QUOUSQUE TANDEM ABUTERE, STORY OF A GLADIATOR, PATIENTIA NOSTRA?
Pochissimo, se dobbiamo dirlo. Perché il titolo indie funziona e diverte. E lo fa anche in virtù della direzione artistica semplice e funzionale, in un lavoro che potrebbe ricordare – con tutte le accezioni del caso- Darkest Dungeon. Il protagonista e tutti i suoi nemici sono modelli 2D disegnati che scorrono su schermo con scarne animazioni, più che sufficienti per mettere in scena le battaglie circensi del titolo. Le tipologie dei nemici sono molte, ognuna dotata di perk uniche, e senza un’efficiente caratterizzazione estetica degli stessi sarebbe stato impossibile riconoscere quale minaccia eliminare primariamente quando verremo accerchiati: ed essere accerchiati equivale ad un game over veloce.
Ci troviamo a promuovere pienamente il titolo sulla sua direzione artistica: ricordandoci sempre il rapporto qualità/prezzo, più che giusto. La colonna sonora accompagna bene le scaramucce e ha quel feeling ridondante che aiuta tanto nell’immersione. E poi vi diremo: dopo un’estenuante fight tra urla e percussioni incalzanti – e ce ne saranno di fight veramente difficili al limite del tecnicismo nella campagna Africana e Romana- essere accolti nel borgo di Roma sulle rilassanti note di un’arpa è una sensazione davvero piacevole. Un ritorno a casa. Il sound design quindi ci convince, dagli schiamazzi della folla, all’affanno dei gladiatori, ai gridi di morte, agli squarci, agli applausi, alle fanfare della vittoria, sino alle icone e ai suoni d’interazione. Il titolo senza questa cura per il sound non sarebbe stato lo stesso.

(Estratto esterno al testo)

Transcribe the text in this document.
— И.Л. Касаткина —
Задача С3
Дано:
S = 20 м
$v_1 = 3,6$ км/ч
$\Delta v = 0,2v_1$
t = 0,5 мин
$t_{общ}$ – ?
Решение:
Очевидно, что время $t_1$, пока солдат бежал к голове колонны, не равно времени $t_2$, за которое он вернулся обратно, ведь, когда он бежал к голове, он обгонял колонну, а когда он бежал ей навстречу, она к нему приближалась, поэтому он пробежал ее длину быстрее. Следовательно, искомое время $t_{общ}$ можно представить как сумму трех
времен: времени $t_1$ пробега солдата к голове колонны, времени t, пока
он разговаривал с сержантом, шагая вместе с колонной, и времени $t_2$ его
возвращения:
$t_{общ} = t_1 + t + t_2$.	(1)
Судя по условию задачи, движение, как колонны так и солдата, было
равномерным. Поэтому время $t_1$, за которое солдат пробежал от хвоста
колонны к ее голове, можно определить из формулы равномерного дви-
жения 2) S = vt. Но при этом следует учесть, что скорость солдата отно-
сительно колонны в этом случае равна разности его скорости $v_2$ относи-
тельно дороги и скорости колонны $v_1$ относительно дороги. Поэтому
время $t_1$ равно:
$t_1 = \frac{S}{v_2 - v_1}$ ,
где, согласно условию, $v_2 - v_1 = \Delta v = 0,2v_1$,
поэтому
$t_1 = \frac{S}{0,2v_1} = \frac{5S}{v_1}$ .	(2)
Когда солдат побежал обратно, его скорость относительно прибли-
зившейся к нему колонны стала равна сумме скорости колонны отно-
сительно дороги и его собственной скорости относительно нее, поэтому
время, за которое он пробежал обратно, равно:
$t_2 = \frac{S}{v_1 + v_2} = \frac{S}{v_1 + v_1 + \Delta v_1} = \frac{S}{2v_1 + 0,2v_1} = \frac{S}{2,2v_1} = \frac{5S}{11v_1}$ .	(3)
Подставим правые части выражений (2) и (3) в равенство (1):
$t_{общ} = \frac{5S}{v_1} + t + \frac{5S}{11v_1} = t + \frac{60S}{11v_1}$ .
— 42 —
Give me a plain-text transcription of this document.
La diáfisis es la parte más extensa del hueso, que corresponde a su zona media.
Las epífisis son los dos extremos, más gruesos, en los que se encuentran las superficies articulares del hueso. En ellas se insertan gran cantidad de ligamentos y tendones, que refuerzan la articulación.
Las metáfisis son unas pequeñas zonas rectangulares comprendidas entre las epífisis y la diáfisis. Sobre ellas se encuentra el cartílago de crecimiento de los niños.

Story of a Gladiator è un titolo indie in uscita su Playstation 4, Xbox One, Nintendo Switch e PC. Venduto al prezzo di 9.99 euro è grado di regalarci una longevità più che discreta, estremamente rigiocabile, e un livello di sfida che non va mai tenuto sotto gamba. Per i veterani c’è la modalità Gladiatore, dove ogni vittoria ci allontanerà dalla permadeath sempre imminente. Noi l’abbiamo provato nella difficoltà intermedia e l’abbiamo trovato bilanciato: basta un niente per trasformarci in cibo per i leoni. Il sistema di crescita gdr non è sfaccettato ma serve per elevarci verso l’olimpo dei gladiatori, in una crescita di danni e abilità esponenziale, rendendoci capaci di sfidare le fondamenta stesse dell’Impero romano. Che dire: per il prezzo che vale questo Story of a Gladiator è veramente una opportunità divertente per smanettare un po’ sul controller e aspettare che magari qualche altro team accolga l’onere di sviluppare un grande titolo sui gladiatori. Ah, ci dimenticavamo: il main theme è semplicemente pazzesco.